On laissera la parole à deux personnes qui se sont exprimées sur le site de l'UNICEF (1) :

Si elle devait s'adresser aux parlementaires, Marie Rose Moro, chef du service de psychiatrie de l'enfant et de l'adolescent à l'hôpital Avicenne de Bobigny leur dirait «qu'il faut garder la confiance dans les enfants et les adolescents. À cet âge-là, tout est possible. Il ne faut rien faire qui compromettrait l'avenir du jeune. Et puis, je leur demanderais de préserver la singularité de la justice. Derrière un acte délinquant, il y a un enfant ou un adolescent pour lequel il faut individualiser la réponse. Il faut se donner les moyens d'une évaluation éducative, judiciaire, psychiatrique de chaque situation.
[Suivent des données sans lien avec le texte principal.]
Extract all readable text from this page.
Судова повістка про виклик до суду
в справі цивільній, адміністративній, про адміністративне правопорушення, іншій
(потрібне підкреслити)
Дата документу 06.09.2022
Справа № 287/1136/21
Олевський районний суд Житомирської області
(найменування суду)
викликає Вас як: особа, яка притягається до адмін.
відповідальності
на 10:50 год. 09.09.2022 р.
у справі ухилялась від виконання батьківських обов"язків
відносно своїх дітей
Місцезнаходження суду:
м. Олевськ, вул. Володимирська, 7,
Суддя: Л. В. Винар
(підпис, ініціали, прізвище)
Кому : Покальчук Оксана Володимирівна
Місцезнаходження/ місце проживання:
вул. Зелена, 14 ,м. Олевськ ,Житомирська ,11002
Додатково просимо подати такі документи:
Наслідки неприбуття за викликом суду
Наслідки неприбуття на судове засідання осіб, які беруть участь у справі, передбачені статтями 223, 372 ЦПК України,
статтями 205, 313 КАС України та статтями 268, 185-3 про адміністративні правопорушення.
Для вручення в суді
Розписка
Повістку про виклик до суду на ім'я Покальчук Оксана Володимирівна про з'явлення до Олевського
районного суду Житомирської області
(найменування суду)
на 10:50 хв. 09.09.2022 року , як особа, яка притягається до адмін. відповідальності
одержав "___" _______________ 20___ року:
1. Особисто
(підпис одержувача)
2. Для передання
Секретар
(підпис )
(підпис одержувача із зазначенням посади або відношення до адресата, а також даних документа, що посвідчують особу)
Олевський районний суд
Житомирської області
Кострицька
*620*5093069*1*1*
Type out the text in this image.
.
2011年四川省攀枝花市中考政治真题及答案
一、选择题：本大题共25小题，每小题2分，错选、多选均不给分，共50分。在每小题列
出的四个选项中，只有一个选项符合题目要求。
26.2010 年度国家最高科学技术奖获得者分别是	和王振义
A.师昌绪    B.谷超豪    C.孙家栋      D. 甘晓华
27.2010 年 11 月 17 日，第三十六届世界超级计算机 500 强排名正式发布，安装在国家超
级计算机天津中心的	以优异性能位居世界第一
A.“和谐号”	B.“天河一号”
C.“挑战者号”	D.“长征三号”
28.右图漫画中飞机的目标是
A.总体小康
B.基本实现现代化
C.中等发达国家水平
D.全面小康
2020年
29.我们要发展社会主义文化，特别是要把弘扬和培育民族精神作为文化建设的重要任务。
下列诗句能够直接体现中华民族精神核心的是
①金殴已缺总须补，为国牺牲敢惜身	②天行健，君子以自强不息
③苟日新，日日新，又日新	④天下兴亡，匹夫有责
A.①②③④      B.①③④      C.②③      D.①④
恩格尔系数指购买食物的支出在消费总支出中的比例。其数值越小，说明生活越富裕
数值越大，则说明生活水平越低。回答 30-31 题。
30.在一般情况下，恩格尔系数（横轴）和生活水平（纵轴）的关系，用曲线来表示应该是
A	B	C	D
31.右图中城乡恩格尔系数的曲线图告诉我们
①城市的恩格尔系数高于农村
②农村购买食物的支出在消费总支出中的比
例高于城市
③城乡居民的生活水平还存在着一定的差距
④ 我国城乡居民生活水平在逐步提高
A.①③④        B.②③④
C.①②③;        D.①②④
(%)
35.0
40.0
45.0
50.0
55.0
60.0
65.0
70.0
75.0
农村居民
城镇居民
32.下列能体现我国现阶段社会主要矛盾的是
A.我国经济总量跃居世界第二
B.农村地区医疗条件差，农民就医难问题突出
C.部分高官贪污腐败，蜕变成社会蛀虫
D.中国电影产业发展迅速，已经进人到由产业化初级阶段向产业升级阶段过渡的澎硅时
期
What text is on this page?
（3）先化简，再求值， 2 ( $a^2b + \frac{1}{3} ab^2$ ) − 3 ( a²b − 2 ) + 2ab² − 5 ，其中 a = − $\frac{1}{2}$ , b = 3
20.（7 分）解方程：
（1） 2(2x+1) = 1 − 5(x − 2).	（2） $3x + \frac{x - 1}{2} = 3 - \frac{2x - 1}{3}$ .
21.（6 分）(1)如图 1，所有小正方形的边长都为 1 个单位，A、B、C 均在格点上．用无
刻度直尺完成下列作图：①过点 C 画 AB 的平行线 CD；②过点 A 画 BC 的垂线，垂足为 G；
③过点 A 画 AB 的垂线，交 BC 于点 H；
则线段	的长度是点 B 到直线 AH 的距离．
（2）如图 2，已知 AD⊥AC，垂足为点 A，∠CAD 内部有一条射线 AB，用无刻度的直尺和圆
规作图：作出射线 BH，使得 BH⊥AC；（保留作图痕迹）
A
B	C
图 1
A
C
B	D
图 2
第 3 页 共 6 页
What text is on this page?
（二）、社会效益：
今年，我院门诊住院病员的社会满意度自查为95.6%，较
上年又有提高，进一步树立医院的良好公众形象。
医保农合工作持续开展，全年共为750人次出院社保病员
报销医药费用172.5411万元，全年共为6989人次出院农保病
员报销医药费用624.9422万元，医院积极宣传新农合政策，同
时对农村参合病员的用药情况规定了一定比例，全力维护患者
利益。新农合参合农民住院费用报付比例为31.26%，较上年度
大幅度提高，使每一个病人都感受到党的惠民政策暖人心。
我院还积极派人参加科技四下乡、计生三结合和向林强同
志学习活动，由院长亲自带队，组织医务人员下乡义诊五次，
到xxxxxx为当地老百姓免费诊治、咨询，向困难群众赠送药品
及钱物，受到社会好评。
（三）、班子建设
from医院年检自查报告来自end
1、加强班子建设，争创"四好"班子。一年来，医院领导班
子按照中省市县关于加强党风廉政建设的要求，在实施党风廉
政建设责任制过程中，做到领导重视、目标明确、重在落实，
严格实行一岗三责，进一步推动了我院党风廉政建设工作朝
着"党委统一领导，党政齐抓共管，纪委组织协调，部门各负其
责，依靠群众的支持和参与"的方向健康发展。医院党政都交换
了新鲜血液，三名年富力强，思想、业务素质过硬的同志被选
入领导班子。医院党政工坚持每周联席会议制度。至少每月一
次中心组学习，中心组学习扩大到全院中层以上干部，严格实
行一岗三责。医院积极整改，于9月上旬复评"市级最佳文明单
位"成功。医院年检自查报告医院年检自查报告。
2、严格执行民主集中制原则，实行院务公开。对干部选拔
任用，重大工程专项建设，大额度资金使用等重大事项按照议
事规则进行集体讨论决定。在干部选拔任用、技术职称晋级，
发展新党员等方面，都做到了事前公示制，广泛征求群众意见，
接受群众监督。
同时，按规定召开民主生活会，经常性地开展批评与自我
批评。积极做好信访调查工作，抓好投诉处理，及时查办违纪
Pour la société, la meilleure protection, c'est la compréhension».

Fabienne Quiriau, présidente de la Commission Enfance en France de l'Unicef , constate : «Le dispositif de lutte contre la délinquance des mineurs nécessite certes davantage de lisibilité. Mais pas au détriment de l'éducatif. C'est probablement sur les modalités d'application de la justice qu'il conviendrait de travailler, sur les procédures. Il faut favoriser une réaction rapide, mais pas une justice expéditive. Aujourd'hui, la justice des mineurs est exsangue en moyens humains, matériels et financiers. Si la justice disposait de meilleurs outils de réinsertion, de traitement des situations, cela contribuerait certainement à réduire la délinquance».